What If the Apostles Developed an iPhone App?

After more than two years worth of apps for the iPhone, not to mention other handsets like the Android, there are very few applications that come as a complete surprise. But one app I looked at recently definitely fell into that category — if only because it has been installed close to 10 million times, and has millions of regular and devoted users, but hardly anyone in the tech press ever writes about it. It’s called YouVersion, but it is better known simply as “the Bible app.”

Yes, the Bible has an app. No, it was not delivered to anyone on a mountain, and there were no burning bushes involved. And yes, it is close to 10 million installs, according to Bobby Gruenewald — a pastor at Lifechurch.tv, a high-tech church based in Oklahoma (with branches in seven other states) and the brains behind the Bible app. Gruenewald was involved in the tech industry before he joined the church (he had a web-hosting company in the 1990s that he eventually sold) so the idea of using the web and mobile to help people connect with the Bible seemed like a natural, he says.

The app provides an easy-to-read interface to the Bible (obviously) in more than 40 different versions and 22 different languages, but has social features and other interesting functions built in as well: users can share their favorite passages by posting them to their Facebook wall or sharing them on Twitter, and Gruenewald says there have been half a million such tweets over the past year. Users can also choose from a number of pre-set reading plans (read the New Testament in six weeks, etc.) and then track and share their progress much like runners do with Runkeeper.

It started with a website in 2007, where anyone who was interested could find bible passages and reading plans, and then was followed by a mobile version of the site in 2008 that looked better on smartphones. When Apple launched the app store for the iPhone, the church had a simple version of its app available the first day, and since then there have been repeated iterations — and the interest in the app continues to increase at a fairly rapid rate: Gruenewald says YouVersion is seeing about a million installs a month (many of which, not surprisingly, happen on Sunday).

The app also allows pastors and priests to put together passages with their notes, links to content, and even polls that users can take on various issues — as well as an interactive feature that allows them to solicit names of parishioners that should be prayed for. And the app uses geo-location to show users if a nearby church has a lesson plan or other content available so they can download it. New features coming include support for text, audio and video notes associated with specific passages, Gruenewald says — and possibly even Foursquare-style badges.

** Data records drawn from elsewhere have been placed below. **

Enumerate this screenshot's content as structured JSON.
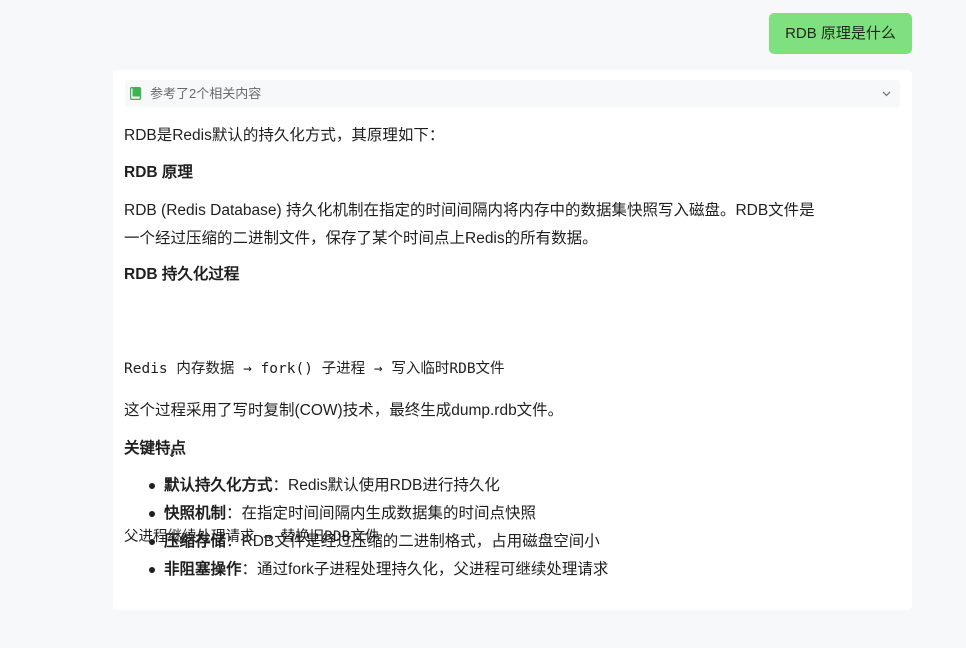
{
  "user_message": "RDB 原理是什么",
  "references": {
    "label": "参考了2个相关内容",
    "icon": "book-icon",
    "toggle_icon": "chevron-down-icon",
    "icon_color": "#3fb34f"
  },
  "answer": {
    "intro": "RDB是Redis默认的持久化方式，其原理如下：",
    "section1_title": "RDB 原理",
    "section1_line1": "RDB (Redis Database) 持久化机制在指定的时间间隔内将内存中的数据集快照写入磁盘。RDB文件是",
    "section1_line2": "一个经过压缩的二进制文件，保存了某个时间点上Redis的所有数据。",
    "section2_title": "RDB 持久化过程",
    "code_line1": "Redis 内存数据 → fork() 子进程 → 写入临时RDB文件",
    "code_line2": "     ↓",
    "code_line3": "父进程继续处理请求 → 替换旧RDB文件",
    "cow_note": "这个过程采用了写时复制(COW)技术，最终生成dump.rdb文件。",
    "section3_title": "关键特点",
    "features": [
      {
        "name": "默认持久化方式",
        "sep": "：",
        "desc": "Redis默认使用RDB进行持久化"
      },
      {
        "name": "快照机制",
        "sep": "：",
        "desc": "在指定时间间隔内生成数据集的时间点快照"
      },
      {
        "name": "压缩存储",
        "sep": "：",
        "desc": "RDB文件是经过压缩的二进制格式，占用磁盘空间小"
      },
      {
        "name": "非阻塞操作",
        "sep": "：",
        "desc": "通过fork子进程处理持久化，父进程可继续处理请求"
      }
    ]
  },
  "colors": {
    "user_bubble": "#7ee07e",
    "page_bg": "#f7f8fa",
    "card_bg": "#ffffff"
  }
}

It’s fascinating to see the traditional technology approach of a mainstream app used for something like YouVersion, and how quickly it seems to be taking off — not surprising, perhaps, given the viral effect that seeing another church-goer using the app would have. In terms of the breakdown of users, the pastor says that iOS devices (iPhone and iPad) account for about 5.6 million of the installations, while Android and BlackBerry are more or less evenly matched at about 2.4 million — although the number of Android users is growing quickly, he says.